Diğer Tahkim Merkezleri
Bazı ticaret odaları kendi tahkim kurallarını oluşturmuşlardır. Bunlara örnek olarak, Londra Ticaret Odası'nca finanse edilen “Londra Tahkim Divanı (LCA)”, Stockholm Ticaret Odası'nca tesis olunan “Tahkim Enstitüsü” verilebilir. Ülkemizde de İstanbul Tahkim Merkezi bulunmaktadır.
İstanbul Tahkim Merkezi, gerek Türkiye'de gerekse yurtdışında bulunan ticari şahıslar arasındaki uyuşmazlıkların kurumsal tahkim yoluyla bağlayıcı, nihai ve icra edilebilir olarak çözümlenmesi için yargılama hizmeti sunmaktadır.
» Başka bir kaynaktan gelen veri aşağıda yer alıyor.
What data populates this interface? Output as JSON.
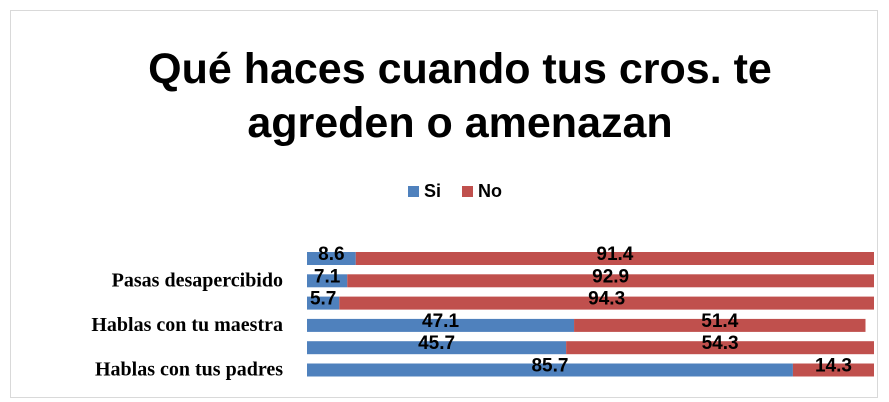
{
  "chart_data": {
    "type": "stacked-bar",
    "orientation": "horizontal",
    "title": "Qué haces cuando tus cros. te agreden o amenazan",
    "categories": [
      null,
      "Pasas desapercibido",
      null,
      "Hablas con tu maestra",
      null,
      "Hablas con tus padres"
    ],
    "series": [
      {
        "name": "Si",
        "color": "#4f81bd",
        "values": [
          8.6,
          7.1,
          5.7,
          47.1,
          45.7,
          85.7
        ]
      },
      {
        "name": "No",
        "color": "#c0504d",
        "values": [
          91.4,
          92.9,
          94.3,
          51.4,
          54.3,
          14.3
        ]
      }
    ],
    "xlim": [
      0,
      100
    ],
    "legend": "top"
  }
}
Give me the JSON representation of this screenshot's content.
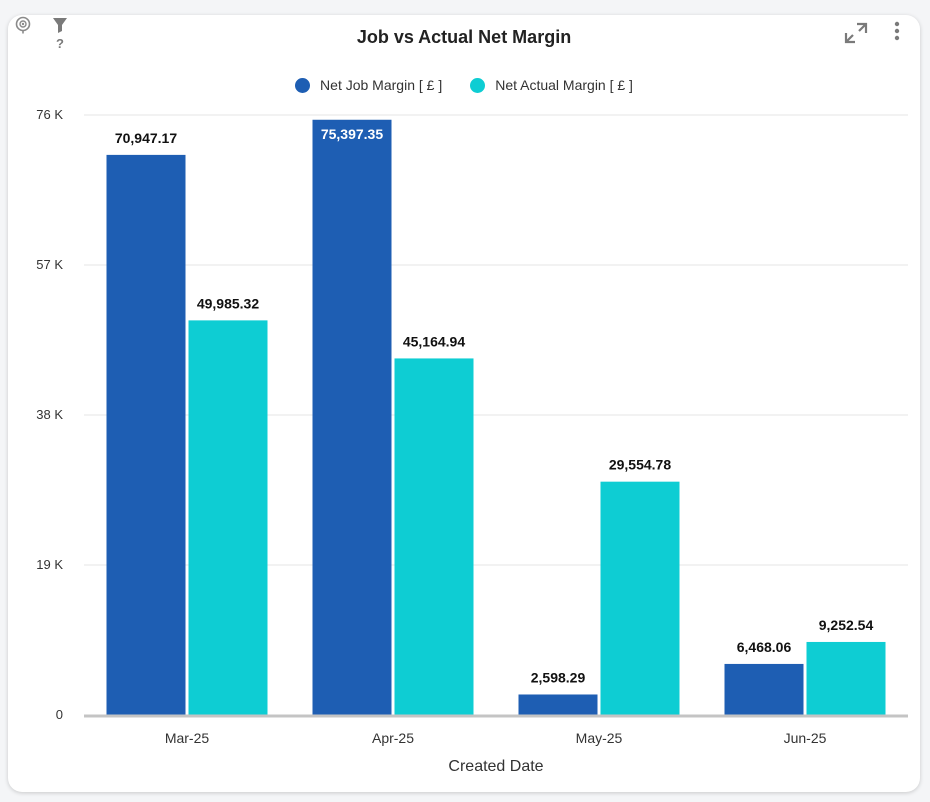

Önemli bazı birlikler de uğraşı alanlarına giren uyuşmazlıklarda tahkim kuralları oluşturmuşlardır. Örneğin: Yağlı Tohumlar ve Hayvani Yağlar Federasyonu (Federation of Oil Seeds and Fats Association-FOSFA) ve Hububat ve Yem Ticareti Birliği (Grain and Feed Trade Association-GAFTA) bunlar arasında yer almaktadır.
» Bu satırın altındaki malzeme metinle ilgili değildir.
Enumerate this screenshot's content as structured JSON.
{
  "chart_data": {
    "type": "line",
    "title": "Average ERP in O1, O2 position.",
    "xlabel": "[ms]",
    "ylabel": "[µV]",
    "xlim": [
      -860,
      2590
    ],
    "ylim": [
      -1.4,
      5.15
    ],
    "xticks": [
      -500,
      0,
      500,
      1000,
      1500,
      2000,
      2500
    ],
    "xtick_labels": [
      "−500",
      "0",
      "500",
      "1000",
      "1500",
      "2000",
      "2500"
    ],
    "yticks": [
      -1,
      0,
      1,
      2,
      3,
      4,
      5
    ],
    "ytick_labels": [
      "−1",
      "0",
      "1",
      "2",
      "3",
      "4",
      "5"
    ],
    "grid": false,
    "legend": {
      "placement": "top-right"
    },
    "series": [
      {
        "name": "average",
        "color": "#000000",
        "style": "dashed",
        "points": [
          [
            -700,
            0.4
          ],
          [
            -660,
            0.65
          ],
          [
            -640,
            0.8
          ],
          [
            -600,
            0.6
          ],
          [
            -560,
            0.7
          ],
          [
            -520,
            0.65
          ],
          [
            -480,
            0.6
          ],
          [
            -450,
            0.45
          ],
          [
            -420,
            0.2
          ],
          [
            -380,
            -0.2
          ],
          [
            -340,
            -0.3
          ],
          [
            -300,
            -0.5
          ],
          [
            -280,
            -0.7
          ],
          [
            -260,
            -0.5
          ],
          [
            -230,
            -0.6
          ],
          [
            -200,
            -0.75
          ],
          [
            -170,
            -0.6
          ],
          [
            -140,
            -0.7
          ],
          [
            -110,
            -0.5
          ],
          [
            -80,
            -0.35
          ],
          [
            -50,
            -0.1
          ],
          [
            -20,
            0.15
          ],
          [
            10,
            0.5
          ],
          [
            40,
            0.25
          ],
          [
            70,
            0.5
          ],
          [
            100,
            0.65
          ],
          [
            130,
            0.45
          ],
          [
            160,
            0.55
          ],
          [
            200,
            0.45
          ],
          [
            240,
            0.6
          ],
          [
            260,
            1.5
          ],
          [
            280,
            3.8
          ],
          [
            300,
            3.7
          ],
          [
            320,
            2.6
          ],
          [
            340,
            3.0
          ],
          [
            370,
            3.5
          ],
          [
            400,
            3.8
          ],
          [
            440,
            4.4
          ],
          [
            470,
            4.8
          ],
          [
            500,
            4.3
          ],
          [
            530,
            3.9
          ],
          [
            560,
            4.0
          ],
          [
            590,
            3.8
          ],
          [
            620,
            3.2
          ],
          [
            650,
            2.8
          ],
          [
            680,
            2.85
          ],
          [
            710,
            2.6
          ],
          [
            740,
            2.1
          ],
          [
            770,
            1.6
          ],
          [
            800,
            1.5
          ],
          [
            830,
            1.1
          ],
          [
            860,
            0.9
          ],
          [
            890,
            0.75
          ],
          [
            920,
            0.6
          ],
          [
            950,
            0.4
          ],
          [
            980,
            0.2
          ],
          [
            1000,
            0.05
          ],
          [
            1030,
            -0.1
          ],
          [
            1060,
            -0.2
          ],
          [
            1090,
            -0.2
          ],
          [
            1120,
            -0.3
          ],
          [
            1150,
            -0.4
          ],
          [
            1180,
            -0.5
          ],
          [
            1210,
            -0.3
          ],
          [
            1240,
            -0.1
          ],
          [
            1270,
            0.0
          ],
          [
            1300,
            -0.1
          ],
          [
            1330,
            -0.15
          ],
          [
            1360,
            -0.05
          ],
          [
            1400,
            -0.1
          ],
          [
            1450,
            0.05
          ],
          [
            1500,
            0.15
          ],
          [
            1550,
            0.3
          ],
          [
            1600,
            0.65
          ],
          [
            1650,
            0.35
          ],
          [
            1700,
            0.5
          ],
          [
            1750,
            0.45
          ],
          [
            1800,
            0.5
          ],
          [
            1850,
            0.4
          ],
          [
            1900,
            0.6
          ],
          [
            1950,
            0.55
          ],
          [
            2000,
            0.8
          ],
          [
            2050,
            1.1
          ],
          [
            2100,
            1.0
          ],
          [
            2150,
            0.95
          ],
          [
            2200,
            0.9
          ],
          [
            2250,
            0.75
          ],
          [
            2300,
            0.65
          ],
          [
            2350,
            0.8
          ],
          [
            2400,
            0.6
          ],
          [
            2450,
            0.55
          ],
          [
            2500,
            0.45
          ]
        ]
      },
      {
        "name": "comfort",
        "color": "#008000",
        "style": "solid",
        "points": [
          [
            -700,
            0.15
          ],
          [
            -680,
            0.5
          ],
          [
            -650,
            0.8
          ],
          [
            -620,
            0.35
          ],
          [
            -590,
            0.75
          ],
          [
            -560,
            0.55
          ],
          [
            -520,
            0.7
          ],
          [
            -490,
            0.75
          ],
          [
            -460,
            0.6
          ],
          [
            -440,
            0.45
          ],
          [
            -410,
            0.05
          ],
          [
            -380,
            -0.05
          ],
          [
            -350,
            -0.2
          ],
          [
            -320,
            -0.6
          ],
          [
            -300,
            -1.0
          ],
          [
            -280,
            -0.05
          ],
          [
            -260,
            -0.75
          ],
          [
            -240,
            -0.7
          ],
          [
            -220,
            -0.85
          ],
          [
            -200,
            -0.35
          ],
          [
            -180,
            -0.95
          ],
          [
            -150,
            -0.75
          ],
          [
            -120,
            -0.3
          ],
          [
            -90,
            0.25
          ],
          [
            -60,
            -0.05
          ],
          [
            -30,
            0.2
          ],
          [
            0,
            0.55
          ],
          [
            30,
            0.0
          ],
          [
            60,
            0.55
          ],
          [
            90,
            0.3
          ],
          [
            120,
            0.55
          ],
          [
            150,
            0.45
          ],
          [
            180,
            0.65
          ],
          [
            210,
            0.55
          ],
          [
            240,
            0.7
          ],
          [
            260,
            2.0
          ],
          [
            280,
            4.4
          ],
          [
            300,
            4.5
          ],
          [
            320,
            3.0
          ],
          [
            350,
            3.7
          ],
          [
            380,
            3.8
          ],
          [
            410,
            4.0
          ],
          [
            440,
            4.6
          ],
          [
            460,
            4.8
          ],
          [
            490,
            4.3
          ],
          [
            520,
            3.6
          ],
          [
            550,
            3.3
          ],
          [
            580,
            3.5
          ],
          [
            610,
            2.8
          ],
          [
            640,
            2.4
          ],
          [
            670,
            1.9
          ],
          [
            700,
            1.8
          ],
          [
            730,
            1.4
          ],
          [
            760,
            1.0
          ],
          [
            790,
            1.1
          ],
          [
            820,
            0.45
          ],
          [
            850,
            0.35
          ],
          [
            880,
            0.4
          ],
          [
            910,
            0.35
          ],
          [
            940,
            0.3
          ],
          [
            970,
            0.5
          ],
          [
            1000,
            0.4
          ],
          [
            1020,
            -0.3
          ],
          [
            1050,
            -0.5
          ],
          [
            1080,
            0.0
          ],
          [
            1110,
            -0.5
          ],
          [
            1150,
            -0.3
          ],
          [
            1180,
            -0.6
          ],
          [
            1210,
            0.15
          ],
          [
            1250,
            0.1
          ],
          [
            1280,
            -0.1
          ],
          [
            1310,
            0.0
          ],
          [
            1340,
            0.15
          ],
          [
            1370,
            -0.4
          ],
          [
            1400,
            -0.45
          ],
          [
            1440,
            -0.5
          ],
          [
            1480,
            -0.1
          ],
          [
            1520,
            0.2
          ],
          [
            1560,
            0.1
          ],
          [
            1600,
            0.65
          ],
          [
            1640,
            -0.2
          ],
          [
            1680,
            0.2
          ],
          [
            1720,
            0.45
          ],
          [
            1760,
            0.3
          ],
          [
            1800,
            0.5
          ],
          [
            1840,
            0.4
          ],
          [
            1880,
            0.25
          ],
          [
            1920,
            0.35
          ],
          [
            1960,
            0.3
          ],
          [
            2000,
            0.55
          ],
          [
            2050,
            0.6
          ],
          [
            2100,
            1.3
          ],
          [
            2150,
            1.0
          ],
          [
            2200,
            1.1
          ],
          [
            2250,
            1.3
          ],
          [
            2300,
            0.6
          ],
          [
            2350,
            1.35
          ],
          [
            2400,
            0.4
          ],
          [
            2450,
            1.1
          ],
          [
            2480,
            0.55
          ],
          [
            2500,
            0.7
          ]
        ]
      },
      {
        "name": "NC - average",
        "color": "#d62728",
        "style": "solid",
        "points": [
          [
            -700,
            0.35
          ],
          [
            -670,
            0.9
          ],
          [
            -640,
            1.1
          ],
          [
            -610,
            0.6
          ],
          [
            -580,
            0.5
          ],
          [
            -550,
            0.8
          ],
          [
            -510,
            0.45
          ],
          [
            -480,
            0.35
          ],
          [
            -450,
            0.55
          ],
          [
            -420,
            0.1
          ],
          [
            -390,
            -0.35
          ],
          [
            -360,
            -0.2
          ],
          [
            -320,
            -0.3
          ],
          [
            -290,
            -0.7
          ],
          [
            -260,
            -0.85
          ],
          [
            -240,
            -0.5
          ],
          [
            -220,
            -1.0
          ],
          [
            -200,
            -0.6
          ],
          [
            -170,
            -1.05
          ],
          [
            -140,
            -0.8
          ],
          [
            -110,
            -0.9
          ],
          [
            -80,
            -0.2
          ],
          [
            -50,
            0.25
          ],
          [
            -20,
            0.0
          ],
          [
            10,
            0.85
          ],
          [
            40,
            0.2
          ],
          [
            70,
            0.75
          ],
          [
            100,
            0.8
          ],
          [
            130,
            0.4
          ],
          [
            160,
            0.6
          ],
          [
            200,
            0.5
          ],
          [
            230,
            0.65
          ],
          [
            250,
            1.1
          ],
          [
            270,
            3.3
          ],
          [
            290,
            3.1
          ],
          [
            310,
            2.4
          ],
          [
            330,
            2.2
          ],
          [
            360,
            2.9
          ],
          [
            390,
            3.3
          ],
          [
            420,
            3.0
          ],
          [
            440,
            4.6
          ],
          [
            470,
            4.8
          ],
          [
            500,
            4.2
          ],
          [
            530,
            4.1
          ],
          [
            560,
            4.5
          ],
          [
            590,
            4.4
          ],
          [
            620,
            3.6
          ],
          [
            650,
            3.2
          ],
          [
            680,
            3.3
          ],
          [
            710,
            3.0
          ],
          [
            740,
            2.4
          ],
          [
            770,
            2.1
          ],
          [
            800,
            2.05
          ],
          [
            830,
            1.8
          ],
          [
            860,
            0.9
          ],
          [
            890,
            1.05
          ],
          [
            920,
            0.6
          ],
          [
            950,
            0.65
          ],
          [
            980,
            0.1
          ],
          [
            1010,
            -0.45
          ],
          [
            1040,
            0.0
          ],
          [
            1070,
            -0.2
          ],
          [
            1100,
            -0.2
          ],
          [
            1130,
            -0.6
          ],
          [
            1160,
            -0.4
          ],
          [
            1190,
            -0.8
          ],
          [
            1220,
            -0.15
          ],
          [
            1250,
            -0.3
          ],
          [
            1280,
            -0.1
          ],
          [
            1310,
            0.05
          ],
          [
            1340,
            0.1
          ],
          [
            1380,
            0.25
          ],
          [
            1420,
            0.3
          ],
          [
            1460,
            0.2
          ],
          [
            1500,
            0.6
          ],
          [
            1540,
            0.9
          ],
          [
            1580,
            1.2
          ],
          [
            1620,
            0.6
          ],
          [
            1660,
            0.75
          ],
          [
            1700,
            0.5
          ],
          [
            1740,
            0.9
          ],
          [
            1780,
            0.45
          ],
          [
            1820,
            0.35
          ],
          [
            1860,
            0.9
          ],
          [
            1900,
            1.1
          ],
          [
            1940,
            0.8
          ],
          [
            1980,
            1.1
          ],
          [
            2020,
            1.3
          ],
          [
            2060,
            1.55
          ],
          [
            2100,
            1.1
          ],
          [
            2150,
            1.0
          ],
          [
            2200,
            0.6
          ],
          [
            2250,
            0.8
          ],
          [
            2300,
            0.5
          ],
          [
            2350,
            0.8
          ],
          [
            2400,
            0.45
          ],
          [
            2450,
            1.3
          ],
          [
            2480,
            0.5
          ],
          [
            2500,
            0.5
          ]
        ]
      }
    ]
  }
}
ABD'de kurulan Amerikan Tahkim Birliği (The American Arbitration Association - AAA) bir hakem sıfatıyla hareket etmemektedir. Tarafların anlaşmaları üzerine tahkimin idaresini üstlenmekte ve taraflara bir hakem listesi sunmaktadır.
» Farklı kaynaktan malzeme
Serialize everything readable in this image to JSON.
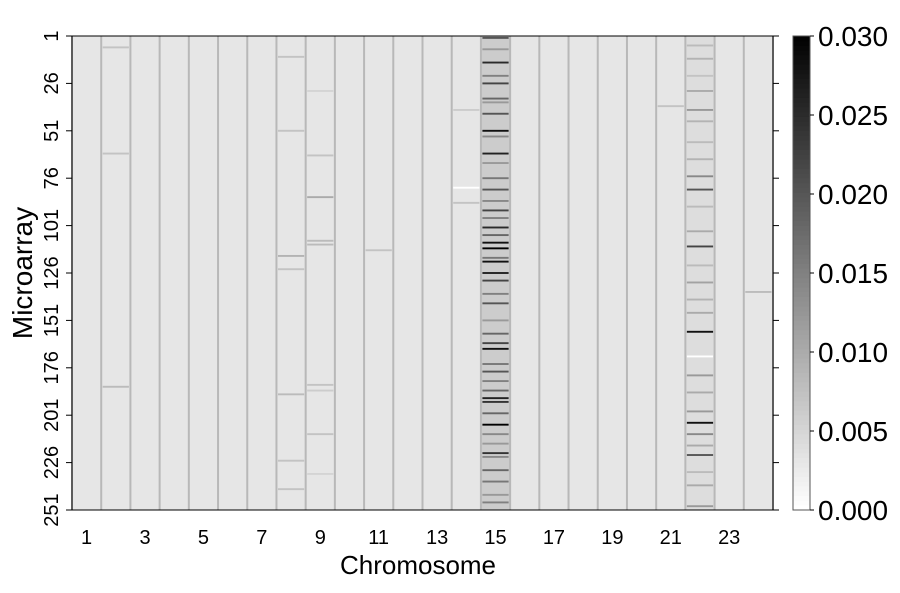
{
  "chart_data": {
    "type": "heatmap",
    "xlabel": "Chromosome",
    "ylabel": "Microarray",
    "categories": [
      1,
      null,
      3,
      null,
      5,
      null,
      7,
      null,
      9,
      null,
      11,
      null,
      13,
      null,
      15,
      null,
      17,
      null,
      19,
      null,
      21,
      null,
      23,
      null
    ],
    "ylim": [
      1,
      251
    ],
    "yticks": [
      1,
      26,
      51,
      76,
      101,
      126,
      151,
      176,
      201,
      226,
      251
    ],
    "zlim": [
      0,
      0.03
    ],
    "zticks": [
      {
        "value": 0,
        "label": "0.000"
      },
      {
        "value": 0.005,
        "label": "0.005"
      },
      {
        "value": 0.01,
        "label": "0.010"
      },
      {
        "value": 0.015,
        "label": "0.015"
      },
      {
        "value": 0.02,
        "label": "0.020"
      },
      {
        "value": 0.025,
        "label": "0.025"
      },
      {
        "value": 0.03,
        "label": "0.030"
      }
    ],
    "columns": [
      {
        "base": 0.003,
        "rows": [],
        "values": []
      },
      {
        "base": 0.003,
        "rows": [
          7,
          63,
          186
        ],
        "values": [
          0.007,
          0.007,
          0.008
        ]
      },
      {
        "base": 0.003,
        "rows": [],
        "values": []
      },
      {
        "base": 0.003,
        "rows": [],
        "values": []
      },
      {
        "base": 0.003,
        "rows": [],
        "values": []
      },
      {
        "base": 0.003,
        "rows": [],
        "values": []
      },
      {
        "base": 0.003,
        "rows": [],
        "values": []
      },
      {
        "base": 0.003,
        "rows": [
          12,
          51,
          117,
          124,
          190,
          225,
          240
        ],
        "values": [
          0.007,
          0.007,
          0.009,
          0.007,
          0.008,
          0.007,
          0.007
        ]
      },
      {
        "base": 0.003,
        "rows": [
          30,
          64,
          86,
          109,
          111,
          185,
          188,
          211,
          232
        ],
        "values": [
          0.005,
          0.007,
          0.01,
          0.008,
          0.008,
          0.007,
          0.006,
          0.007,
          0.005
        ]
      },
      {
        "base": 0.003,
        "rows": [],
        "values": []
      },
      {
        "base": 0.003,
        "rows": [
          114
        ],
        "values": [
          0.007
        ]
      },
      {
        "base": 0.003,
        "rows": [],
        "values": []
      },
      {
        "base": 0.003,
        "rows": [],
        "values": []
      },
      {
        "base": 0.003,
        "rows": [
          40,
          81,
          89
        ],
        "values": [
          0.006,
          0.0,
          0.007
        ]
      },
      {
        "base": 0.006,
        "rows": [
          2,
          8,
          15,
          22,
          26,
          34,
          36,
          42,
          51,
          54,
          63,
          68,
          76,
          82,
          88,
          93,
          97,
          102,
          106,
          110,
          113,
          118,
          120,
          126,
          130,
          137,
          142,
          151,
          158,
          163,
          166,
          174,
          178,
          183,
          188,
          192,
          194,
          200,
          206,
          211,
          216,
          221,
          223,
          230,
          236,
          243,
          247
        ],
        "values": [
          0.02,
          0.012,
          0.025,
          0.015,
          0.022,
          0.018,
          0.012,
          0.02,
          0.028,
          0.014,
          0.026,
          0.012,
          0.016,
          0.02,
          0.014,
          0.022,
          0.015,
          0.025,
          0.018,
          0.028,
          0.03,
          0.016,
          0.028,
          0.026,
          0.022,
          0.015,
          0.02,
          0.012,
          0.018,
          0.022,
          0.028,
          0.016,
          0.02,
          0.015,
          0.018,
          0.026,
          0.024,
          0.018,
          0.03,
          0.014,
          0.012,
          0.024,
          0.014,
          0.018,
          0.016,
          0.012,
          0.015
        ]
      },
      {
        "base": 0.003,
        "rows": [],
        "values": []
      },
      {
        "base": 0.003,
        "rows": [],
        "values": []
      },
      {
        "base": 0.003,
        "rows": [],
        "values": []
      },
      {
        "base": 0.003,
        "rows": [],
        "values": []
      },
      {
        "base": 0.003,
        "rows": [],
        "values": []
      },
      {
        "base": 0.003,
        "rows": [
          38
        ],
        "values": [
          0.007
        ]
      },
      {
        "base": 0.004,
        "rows": [
          6,
          13,
          22,
          30,
          40,
          46,
          57,
          66,
          75,
          82,
          91,
          104,
          112,
          122,
          131,
          140,
          147,
          157,
          170,
          180,
          189,
          199,
          205,
          211,
          217,
          222,
          231,
          238,
          249
        ],
        "values": [
          0.008,
          0.009,
          0.007,
          0.01,
          0.012,
          0.009,
          0.008,
          0.009,
          0.014,
          0.02,
          0.008,
          0.01,
          0.022,
          0.008,
          0.011,
          0.009,
          0.01,
          0.028,
          0.0,
          0.012,
          0.01,
          0.012,
          0.028,
          0.014,
          0.01,
          0.02,
          0.008,
          0.01,
          0.012
        ]
      },
      {
        "base": 0.003,
        "rows": [],
        "values": []
      },
      {
        "base": 0.003,
        "rows": [
          136
        ],
        "values": [
          0.008
        ]
      }
    ]
  }
}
Hakem Kararlarının Türkiye’de Tanınması
Uluslararası ticaretten kaynaklanan uyuşmazlıklarda yabancılık unsuru bulunduğundan dolayı Türk hakimi önüne gelen davada hangi hukuku uygulayacağını belirlemesi gerekmektedir. Uluslararası ticarete ilişkin uyuşmazlıklarda açılacak davalarda taraflar MÖHUK m.24 uyarınca uygulanacak hukuku seçmekte serbesttir.
Yabancı mahkemelerin hukuk davalarına ilişkin olarak vermiş olduğu ve o devlet kanunlarına göre kesinleşmiş bulunan ilâmların Türkiye'de uygulanabilmesi için yetkili Türk mahkemesi tarafından tenfiz kararı verilmesi gerekir. Tenfizine karar verilen yabancı ilâmlar Türk mahkemelerinden verilmiş ilâmlar yerine geçmektedir.
Yabancı Hakem Kararlarının Tanınması ve İcrası Hakkında New York Sözleşmesi ile sözleşmeyi imzalayan birbirlerinin ülkelerinde usulüne uygun verilmiş hakem kararlarını kendi ülkesinde verilmiş gibi kabul etmesini ve uygulamasını öngörmektedir.
MÖHUK 60 ve 63 maddeler arasında yabancı hakem kararlarının Türkiye’de uygulanabilmesi düzenlenmiştir. Anılan maddelere göre kesinleşmiş, icra kabiliyeti kazanmış ve taraflar için bağlayıcı olan yabancı hakem kararların Türk mahkemeleri tarafından tenfiz edilir.